Last Wednesday I hit the 100 subscribers milestone on my YouTube channel. I had started the channel 5.5 months ago with the topic being "the Business of Programming".

For the first several months I did the video editing myself. That was way too time consuming. Then I hired two video editors which did not work out before I found a third one that was really good. So the growth on the YT channel has been slower than I intended, which is similar to my experience with IndieHackers.com. Getting views and involvement seems like an impossible struggle against algorithms and apathy. How do you compete with spam-bots?

The plan was simple. Offer value, grow a community, build a SaaS, leverage community to launch the SaaS. Of course must make sure the SaaS is worthwhile but I've been building software for over 20 years so I'm not worried about that aspect.

The challenge is finding the most time-effective and cost-effective way to market a good SaaS. Maybe IndieHackers.com is not the community for that. I'm not sure. I did discover the Founder's Club through "Indie Worldwide" Slack community which I discovered from here. Hopefully that will prove worthwhile.

It would be sad to think that the best value for my time and money would be to simply buy advertising on Google Adsense and Facebook. Or to go with the ancient method of banner ads on PHP group websites.

Today I will invest 6 to 8 hours writing another script and filming another YouTube video. Then I'll pay my video editor $100 to $180 to make it look professional. Will the channel ever gain in popularity sufficiently to be worthwhile for marketing my future SaaS? Currently I have 19 full-length videos and 20 #shorts but I haven't broken through the YouTube algorithm to get regularly recommended yet. Should I pay $69 per week to TubeKarma for them to spam the world to find me subscribers and grow my channel? Is that cheating or the intelligent (only?) way to succeed at the YouTube game?

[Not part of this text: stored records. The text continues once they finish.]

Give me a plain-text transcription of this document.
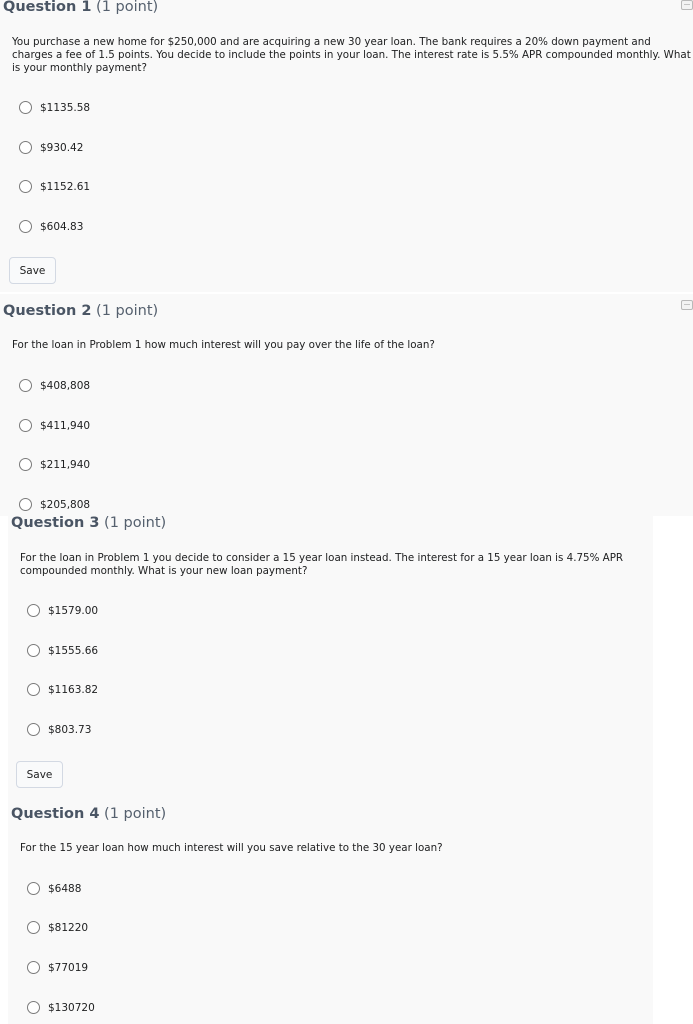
Question 1 (1 point)
You purchase a new home for $250,000 and are acquiring a new 30 year loan. The bank requires a 20% down payment and charges a fee of 1.5 points. You decide to include the points in your loan. The interest rate is 5.5% APR compounded monthly. What is your monthly payment?
$1135.58
$930.42
$1152.61
$604.83
Save
Question 2 (1 point)
For the loan in Problem 1 how much interest will you pay over the life of the loan?
$408,808
$411,940
$211,940
$205,808
Question 3 (1 point)
For the loan in Problem 1 you decide to consider a 15 year loan instead. The interest for a 15 year loan is 4.75% APR compounded monthly. What is your new loan payment?
$1579.00
$1555.66
$1163.82
$803.73
Save
Question 4 (1 point)
For the 15 year loan how much interest will you save relative to the 30 year loan?
$6488
$81220
$77019
$130720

https://youtube.com/BusinessOfProgramming

Frankly I'd rather be working on one of my two SaaS projects. I'm nearing completion on the Landing Page SaaS which was built using the Wizards Toolkit.

Time Investment

Over the weekend I spent half my time working on the Landing Page SaaS, and half the time improving reviewing YouTube analytics and enhancing video thumbnails for lowest performers. The amount of time spent managing a YouTube channel is considerably more than I anticipated. Publishing one video per week takes 15 to 30 hours depending on the topic. This includes researching, writing the script, filming it, then posting links to the videos with supporting editorial on multiple social media platforms.

The amount of SaaS development I could accomplish during that 15 to 30 hours is considerable. So the question becomes: is the investment of time and money into a YouTube channel worthwhile?

Secondary Question

Should I invest the time to find or create a cutesy eye-catching image to add to this blog post? Is that the only way to increase views and attempt to get feedback or am I shouting into an empty well again? Did I just waste 40 minutes of my life writing this post and won't get any response? Should I spend more time finding a nice header graphic or is that just adding to the bad investment of time on writing this post? I've had many posts with and without header graphics and it doesn't seem to make a difference regarding the lack of the comments.

Maybe I'm just bitter and cynical today. Any advice or wisdom from the IndieHackers community would be greatly appreciated.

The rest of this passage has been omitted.